The weather systems that move in and out of the Puget Sound Convergence Zone are accompanied by a gale and, and as every Cyclist knows, gales blow exclusively against the direction of travel. With the changing seasons come the frequent storm systems and the unreliability of the meteorologists is amplified by the complexity of the weather patterns. Taking Bike Number One is a gamble during any of these times, but sometimes living dangerously feels better than it is sensible. Every now and then, taking #1 when you really shouldn’t can offer a bit of much-needed redemption.

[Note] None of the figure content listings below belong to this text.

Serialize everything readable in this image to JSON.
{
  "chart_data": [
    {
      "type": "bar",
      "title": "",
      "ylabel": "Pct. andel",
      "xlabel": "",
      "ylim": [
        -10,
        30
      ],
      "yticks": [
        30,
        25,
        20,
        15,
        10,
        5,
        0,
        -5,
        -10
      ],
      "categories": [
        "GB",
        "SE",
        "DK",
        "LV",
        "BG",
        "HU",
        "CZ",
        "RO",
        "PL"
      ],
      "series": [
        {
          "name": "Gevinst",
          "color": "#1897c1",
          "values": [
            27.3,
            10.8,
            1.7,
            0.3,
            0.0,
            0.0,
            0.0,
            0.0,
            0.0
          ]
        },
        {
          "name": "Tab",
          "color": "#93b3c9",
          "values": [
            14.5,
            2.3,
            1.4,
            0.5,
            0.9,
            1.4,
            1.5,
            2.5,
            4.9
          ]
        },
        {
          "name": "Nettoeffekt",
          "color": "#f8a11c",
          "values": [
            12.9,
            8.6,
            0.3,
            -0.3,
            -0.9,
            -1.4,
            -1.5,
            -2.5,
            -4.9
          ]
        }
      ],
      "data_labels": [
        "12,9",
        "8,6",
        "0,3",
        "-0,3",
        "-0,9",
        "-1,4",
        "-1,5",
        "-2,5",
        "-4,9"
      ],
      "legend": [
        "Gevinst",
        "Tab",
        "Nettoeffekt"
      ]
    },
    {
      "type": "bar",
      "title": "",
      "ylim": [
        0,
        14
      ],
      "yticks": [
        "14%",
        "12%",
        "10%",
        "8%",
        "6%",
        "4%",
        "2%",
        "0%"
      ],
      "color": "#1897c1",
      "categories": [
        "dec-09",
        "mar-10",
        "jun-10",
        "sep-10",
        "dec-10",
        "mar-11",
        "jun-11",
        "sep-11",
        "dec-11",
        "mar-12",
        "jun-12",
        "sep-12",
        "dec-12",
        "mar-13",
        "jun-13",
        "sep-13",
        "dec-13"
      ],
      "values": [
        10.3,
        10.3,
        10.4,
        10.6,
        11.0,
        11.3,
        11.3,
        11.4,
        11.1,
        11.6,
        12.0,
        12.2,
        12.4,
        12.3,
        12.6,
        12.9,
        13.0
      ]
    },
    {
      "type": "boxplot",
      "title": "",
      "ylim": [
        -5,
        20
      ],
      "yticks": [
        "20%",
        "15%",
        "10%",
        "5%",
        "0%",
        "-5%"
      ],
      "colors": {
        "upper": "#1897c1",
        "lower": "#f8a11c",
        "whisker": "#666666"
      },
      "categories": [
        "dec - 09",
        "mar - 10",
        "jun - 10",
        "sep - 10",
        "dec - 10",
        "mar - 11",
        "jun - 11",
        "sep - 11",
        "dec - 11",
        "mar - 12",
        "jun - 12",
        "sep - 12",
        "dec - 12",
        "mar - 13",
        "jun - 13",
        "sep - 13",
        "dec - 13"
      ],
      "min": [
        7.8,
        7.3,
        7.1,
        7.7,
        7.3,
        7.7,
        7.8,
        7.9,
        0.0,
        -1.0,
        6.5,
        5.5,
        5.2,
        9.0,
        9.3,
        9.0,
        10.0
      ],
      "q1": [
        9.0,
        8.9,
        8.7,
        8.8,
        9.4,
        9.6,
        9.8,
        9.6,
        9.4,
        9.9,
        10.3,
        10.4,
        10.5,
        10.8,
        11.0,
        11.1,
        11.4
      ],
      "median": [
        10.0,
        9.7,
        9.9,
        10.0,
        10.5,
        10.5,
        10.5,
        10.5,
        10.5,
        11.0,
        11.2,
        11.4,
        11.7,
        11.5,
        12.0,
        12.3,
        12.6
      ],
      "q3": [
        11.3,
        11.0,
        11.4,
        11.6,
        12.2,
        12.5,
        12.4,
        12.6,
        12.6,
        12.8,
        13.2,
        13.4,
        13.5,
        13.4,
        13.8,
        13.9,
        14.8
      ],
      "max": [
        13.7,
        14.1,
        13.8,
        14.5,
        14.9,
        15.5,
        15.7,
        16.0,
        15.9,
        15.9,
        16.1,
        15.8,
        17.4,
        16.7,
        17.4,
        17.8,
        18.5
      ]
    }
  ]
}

Fall winds steel us for the arrival of colder, darker days. Winter around here comes with less wind, but with annoyances of its own. Our friends in more harsh climates than mine will agree: we have had a dark Winter here in the Northern Hemisphere. Seattle is a mild place to live, but even here the damp, cold, short days have taken their toll. The sun is down when I arrive at work, and it is down when I leave for home. With vitamin D in short supply, our moods sour, the chickens stop laying their eggs (there is no creature more entitled than a clucking chicken who refuses to lay an egg), and alcohol, food, and sloth start looking like viable plans of remediation.
But as Winter makes its slow exit, the winds begin to blow once again and Spring starts to dot hints that she is about to make her entrance. The redbud trees are in blossom, and the Earth is letting loose the green stalks of tulips and crocuses. The work we did over the winter was supposed to make us feel strong and fast; instead, trees bow to our arrival as the wind pushes against our face and robs us of the free flight that a Cyclist in form works so hard to achieve.
Nevertheless, this weekend I rode with bare legs, the strong headwind filling my senses with the fresh smell of damp, life-giving earth and budding blossoms. Rebirth is infectious and like the trees and plants around me, so too have I been reborn.
Wind might well be an asshole, but when it signals warmer, brighter days it somehow seems more tolerable. Vive la Vie Velominatus.